Même si le Premier ministre britannique Keir Starmer s'est engagé à rester au pouvoir, il ne fait aucun doute qu'une grande partie de la capitale lui a tourné le dos, ainsi qu'au parti travailliste qu'il dirige.
Les élections à Londres la semaine dernière ont marqué le début d'une nouvelle ère pour la capitale. La domination électorale traditionnelle des travaillistes dans la ville a été remplacée par un paysage politique fragmenté : pour la première fois dans l'histoire de la capitale, six partis contrôlent au moins un arrondissement de Londres. La perte par les travaillistes de 459 conseillers remarquables à Londres était moins une saignée de nez qu'un bain de sang. Mais qui ont été les principaux bénéficiaires de cette spectaculaire révolte anti-travailliste dans la capitale ?
Il ne fait aucun doute que les Verts ont le vent en poupe dans un Londres multiculturel et cosmopolite. Lewisham est désormais la capitale verte de l'Angleterre urbaine, le parti ayant pris de façon spectaculaire le contrôle du conseil municipal en remportant 40 conseillers. De plus, Liam Shrivastava, du Parti Vert, a remporté l'élection du maire du district, terminant avec 5 000 voix d'avance sur sa rivale travailliste Amanda De Ryk. Pour la première fois, Lewisham a un maire non travailliste.
Les communautés autrefois fidèles au parti travailliste sont tombées comme des dominos. Il a également perdu le contrôle de Lambeth, perdant 32 conseillers (les Verts en ont gagné 27), et aucun parti ne dispose désormais de la majorité globale. C'était pareil à Southwark. Après les dernières élections générales, le sud de Londres est devenu le cœur britannique moderne du Parti travailliste – mais les Verts avaient clairement des idées différentes.
Les Verts ont également pris le contrôle d'autres arrondissements de Londres, comme Hackney, où ils ont égalé leur exploit à Lewisham en remportant 38 conseillers. Elle a également remporté la mairie de Hackney, la candidate du Parti vert Zoë Garbett battant sa challenger travailliste Caroline Woodley par près de 9 000 voix. Les Verts ont arraché le contrôle de Waltham Forest aux travaillistes, gagnant 31 conseillers (les travaillistes en ont perdu 32).

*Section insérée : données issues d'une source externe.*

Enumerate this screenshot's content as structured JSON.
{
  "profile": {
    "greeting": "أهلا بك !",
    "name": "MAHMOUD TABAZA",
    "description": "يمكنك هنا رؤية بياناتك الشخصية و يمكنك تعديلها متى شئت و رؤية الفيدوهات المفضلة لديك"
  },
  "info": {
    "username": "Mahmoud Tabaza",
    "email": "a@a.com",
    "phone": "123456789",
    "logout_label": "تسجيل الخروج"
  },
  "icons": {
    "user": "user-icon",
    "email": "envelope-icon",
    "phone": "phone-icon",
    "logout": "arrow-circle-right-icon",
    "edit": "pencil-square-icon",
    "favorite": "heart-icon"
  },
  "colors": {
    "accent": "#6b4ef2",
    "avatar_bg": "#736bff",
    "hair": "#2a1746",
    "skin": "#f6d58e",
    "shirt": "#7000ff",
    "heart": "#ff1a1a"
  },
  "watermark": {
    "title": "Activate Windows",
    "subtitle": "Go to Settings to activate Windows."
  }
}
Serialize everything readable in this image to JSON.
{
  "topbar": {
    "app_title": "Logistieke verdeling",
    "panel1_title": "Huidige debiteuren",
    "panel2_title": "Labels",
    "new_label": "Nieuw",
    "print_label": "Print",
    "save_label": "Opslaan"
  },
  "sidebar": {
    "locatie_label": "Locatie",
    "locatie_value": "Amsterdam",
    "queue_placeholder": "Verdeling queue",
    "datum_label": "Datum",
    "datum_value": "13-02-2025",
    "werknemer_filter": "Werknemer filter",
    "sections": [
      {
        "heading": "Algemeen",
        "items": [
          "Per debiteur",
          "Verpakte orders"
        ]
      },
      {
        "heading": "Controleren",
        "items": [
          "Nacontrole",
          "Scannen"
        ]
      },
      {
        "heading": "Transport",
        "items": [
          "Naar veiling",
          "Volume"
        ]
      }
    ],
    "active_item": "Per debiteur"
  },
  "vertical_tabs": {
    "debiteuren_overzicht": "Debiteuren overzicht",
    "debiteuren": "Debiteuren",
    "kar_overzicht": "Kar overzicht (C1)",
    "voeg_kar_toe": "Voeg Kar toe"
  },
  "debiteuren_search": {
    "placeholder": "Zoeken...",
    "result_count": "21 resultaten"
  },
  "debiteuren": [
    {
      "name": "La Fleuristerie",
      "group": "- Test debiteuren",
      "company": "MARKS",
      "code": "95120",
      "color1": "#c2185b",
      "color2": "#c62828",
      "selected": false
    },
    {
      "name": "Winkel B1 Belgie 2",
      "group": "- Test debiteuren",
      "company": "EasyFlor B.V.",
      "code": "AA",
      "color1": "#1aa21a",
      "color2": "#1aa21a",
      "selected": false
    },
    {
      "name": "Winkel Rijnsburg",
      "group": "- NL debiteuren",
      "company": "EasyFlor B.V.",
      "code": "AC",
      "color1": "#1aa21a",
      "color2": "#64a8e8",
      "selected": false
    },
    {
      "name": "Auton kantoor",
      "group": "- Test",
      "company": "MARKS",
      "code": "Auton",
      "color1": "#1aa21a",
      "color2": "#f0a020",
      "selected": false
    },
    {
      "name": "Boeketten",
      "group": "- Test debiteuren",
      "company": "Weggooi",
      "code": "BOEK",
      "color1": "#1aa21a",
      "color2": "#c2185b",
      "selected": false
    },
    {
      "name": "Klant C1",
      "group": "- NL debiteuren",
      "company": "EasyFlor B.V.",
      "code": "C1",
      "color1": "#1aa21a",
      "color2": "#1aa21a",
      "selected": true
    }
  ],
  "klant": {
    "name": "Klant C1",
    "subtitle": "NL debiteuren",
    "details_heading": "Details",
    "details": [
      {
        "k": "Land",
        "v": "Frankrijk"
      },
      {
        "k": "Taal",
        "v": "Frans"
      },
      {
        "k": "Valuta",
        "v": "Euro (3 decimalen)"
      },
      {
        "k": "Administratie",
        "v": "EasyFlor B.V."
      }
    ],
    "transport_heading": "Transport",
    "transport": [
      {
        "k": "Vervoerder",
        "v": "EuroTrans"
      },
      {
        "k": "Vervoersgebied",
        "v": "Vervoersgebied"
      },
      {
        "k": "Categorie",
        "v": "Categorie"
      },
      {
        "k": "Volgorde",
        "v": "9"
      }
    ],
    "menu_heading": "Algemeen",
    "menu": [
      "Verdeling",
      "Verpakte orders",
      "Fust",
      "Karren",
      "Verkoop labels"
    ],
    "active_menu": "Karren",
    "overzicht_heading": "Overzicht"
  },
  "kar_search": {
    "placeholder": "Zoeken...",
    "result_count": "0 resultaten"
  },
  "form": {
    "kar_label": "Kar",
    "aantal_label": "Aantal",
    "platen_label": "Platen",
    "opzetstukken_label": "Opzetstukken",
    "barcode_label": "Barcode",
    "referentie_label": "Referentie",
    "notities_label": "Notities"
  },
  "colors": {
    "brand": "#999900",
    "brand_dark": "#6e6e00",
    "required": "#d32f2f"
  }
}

Il y a également eu une montée en puissance du Parti Vert à Haringey, faisant perdre au parti travailliste le contrôle du conseil. Autrefois, les travaillistes pouvaient s'appuyer sur les zones urbaines du centre de Londres avec une population noire relativement élevée – mais à une époque moderne où les loyautés traditionnelles s'estompent, ce n'est plus le cas.
Parlant de désintégration des loyautés traditionnelles, comme dans de nombreuses autres régions du pays, une proportion importante d’électeurs musulmans à Londres ont clairement choisi de rejeter le parti travailliste. À Newham, les travaillistes ont perdu le contrôle du conseil et de 38 conseillers, tandis que les islamistes-populistes indépendants de Newham en ont gagné 24 et les Verts en ont gagné 14. Les candidats musulmans indépendants se sont donnés à fond dans des quartiers tels que Boleyn, East Ham et Little Ilford. Forhad Hussain, du parti travailliste, n'a remporté l'élection du maire de Newham que parce que les indépendants de Newham et le Parti vert ont essentiellement divisé le vote anti-travailliste.
Dans la ville voisine de Tower Hamlets, qui compte la plus forte concentration de musulmans parmi les autorités locales d'Angleterre, Aspire a consolidé son emprise au conseil municipal tandis que les travaillistes ont perdu 14 conseillers. Le célèbre Lutfur Rahman, fondateur d'Aspire, a remporté 16 000 voix de plus que le parti travailliste Sirajul Islam, arrivé loin derrière. Il y a eu une forte poussée islamo-populiste dans l’Est de Londres.
L’un des principaux enseignements des élections de Londres est que les travaillistes ne peuvent plus s’appuyer sur des formes démodées d’engagement politique et utiliser l’autorité religieuse traditionnelle pour obtenir les votes des minorités. L’effondrement des réseaux clientélistes signifie que les travaillistes sont laissés pour compte par des rivaux plus dynamiques, capables de mieux se mobiliser et de mieux s’organiser sur le terrain.
Dans certaines parties de la capitale, les travaillistes sont relégués en marge de la vie civique locale. Si les Verts et les populistes islamiques indépendants décident d’unir leurs forces, la situation pourrait encore empirer pour les travaillistes à Londres – et au-delà.
Rakib Ehsan est l'auteur de Au-delà des griefs : ce que la gauche se trompe à propos des minorités ethniquesqui peut être commandé sur Amazon.